Chatten aan de telefoon biedt de gelukzaligheid van onherhaalbare, onforwardable, onzoekbare spraak. Als iets een beetje vreemd overkomt, is er geen verslag van (tenzij je gesprekspartner het stiekem opneemt, in welk geval je diepere problemen hebt). Als je iets verkeerd begrijpt, is er geen dagenlange e-mailketen om je fout recht te zetten. Als een gesprek een spannend moment heeft, kun je niet terug naar boven scrollen om je prestaties te bekritiseren tot de hittedood van het universum. Snapchat blies een paar jaar geleden op omdat foto’s die tussen gebruikers op de app waren verzonden, 10 seconden nadat ze waren bekeken verdwenen; praten met iemand aan de telefoon heeft dezelfde vrijheid in verbale vorm geboden sinds de dagen van Alexander Graham Bell.

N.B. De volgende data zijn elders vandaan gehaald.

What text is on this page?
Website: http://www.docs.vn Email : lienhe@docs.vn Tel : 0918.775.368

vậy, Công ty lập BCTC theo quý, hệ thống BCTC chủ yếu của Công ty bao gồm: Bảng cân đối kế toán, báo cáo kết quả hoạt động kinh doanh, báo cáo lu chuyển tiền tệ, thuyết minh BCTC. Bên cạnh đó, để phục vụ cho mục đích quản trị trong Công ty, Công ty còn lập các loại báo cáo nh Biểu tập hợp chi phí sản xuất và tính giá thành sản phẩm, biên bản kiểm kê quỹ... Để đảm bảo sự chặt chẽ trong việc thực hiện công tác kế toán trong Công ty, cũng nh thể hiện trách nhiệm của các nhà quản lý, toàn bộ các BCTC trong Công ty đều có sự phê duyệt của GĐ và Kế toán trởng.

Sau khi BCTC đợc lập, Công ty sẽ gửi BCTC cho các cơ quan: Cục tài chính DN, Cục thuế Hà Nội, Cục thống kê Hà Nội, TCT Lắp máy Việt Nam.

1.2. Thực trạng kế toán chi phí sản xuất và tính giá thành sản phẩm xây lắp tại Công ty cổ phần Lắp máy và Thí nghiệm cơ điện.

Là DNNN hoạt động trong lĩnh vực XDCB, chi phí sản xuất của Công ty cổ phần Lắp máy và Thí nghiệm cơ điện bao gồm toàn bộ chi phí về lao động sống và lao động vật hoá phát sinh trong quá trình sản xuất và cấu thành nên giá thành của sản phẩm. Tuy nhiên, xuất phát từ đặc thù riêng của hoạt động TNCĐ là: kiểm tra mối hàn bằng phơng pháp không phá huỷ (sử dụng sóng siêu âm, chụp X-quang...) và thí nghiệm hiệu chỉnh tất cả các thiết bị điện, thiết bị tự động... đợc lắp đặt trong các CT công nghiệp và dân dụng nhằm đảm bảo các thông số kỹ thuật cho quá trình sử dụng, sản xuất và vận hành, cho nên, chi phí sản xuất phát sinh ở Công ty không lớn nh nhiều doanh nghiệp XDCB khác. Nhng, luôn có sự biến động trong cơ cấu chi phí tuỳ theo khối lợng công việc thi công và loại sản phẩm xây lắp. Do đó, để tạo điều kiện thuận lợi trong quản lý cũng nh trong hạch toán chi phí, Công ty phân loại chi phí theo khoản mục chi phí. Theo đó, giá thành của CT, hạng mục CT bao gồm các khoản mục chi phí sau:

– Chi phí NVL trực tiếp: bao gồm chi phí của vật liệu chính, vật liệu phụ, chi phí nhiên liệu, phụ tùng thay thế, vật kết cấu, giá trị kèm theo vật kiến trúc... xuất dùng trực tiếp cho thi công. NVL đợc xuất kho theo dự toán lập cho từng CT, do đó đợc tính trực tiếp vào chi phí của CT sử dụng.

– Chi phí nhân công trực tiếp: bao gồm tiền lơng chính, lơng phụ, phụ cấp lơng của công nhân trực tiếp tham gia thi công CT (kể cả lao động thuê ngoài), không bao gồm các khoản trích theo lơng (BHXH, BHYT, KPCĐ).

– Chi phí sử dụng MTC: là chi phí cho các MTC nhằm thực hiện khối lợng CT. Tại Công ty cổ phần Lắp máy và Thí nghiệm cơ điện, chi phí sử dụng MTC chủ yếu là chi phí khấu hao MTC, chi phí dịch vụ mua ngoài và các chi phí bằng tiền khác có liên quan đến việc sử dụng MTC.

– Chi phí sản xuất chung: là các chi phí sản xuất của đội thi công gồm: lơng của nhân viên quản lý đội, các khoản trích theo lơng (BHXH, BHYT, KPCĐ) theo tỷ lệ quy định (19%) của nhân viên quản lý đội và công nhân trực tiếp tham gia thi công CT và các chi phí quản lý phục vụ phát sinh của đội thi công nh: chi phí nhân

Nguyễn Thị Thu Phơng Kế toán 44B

Smartphones voelen verschrikkelijk om langer dan een paar minuten tegen je oor te houden, maar ze maken het slechte ergonomische ontwerp goed met één belangrijke functie: luidspreker. Ik chat vaak aan de telefoon terwijl ik op de bank lig, iPhone op mijn buik, alsof ik praat met een vriend die zich heeft geëxcuseerd naar de keuken om een frisdrankje te halen of een therapeut die rustig buiten mijn gezichtsveld zit. Na afloop voel ik dezelfde tevreden buzz die ik kreeg van telefoneren na schooltijd toen ik 10 was, kort voordat AOL Instant Messenger mijn generatie het internet op slingerde. Het is een gevoel dat sms’jes me nooit hebben gegeven (hoewel, het moet gezegd worden: Wees niet de persoon die in het openbaar de luidspreker gebruikt. Je leeft in een samenleving.)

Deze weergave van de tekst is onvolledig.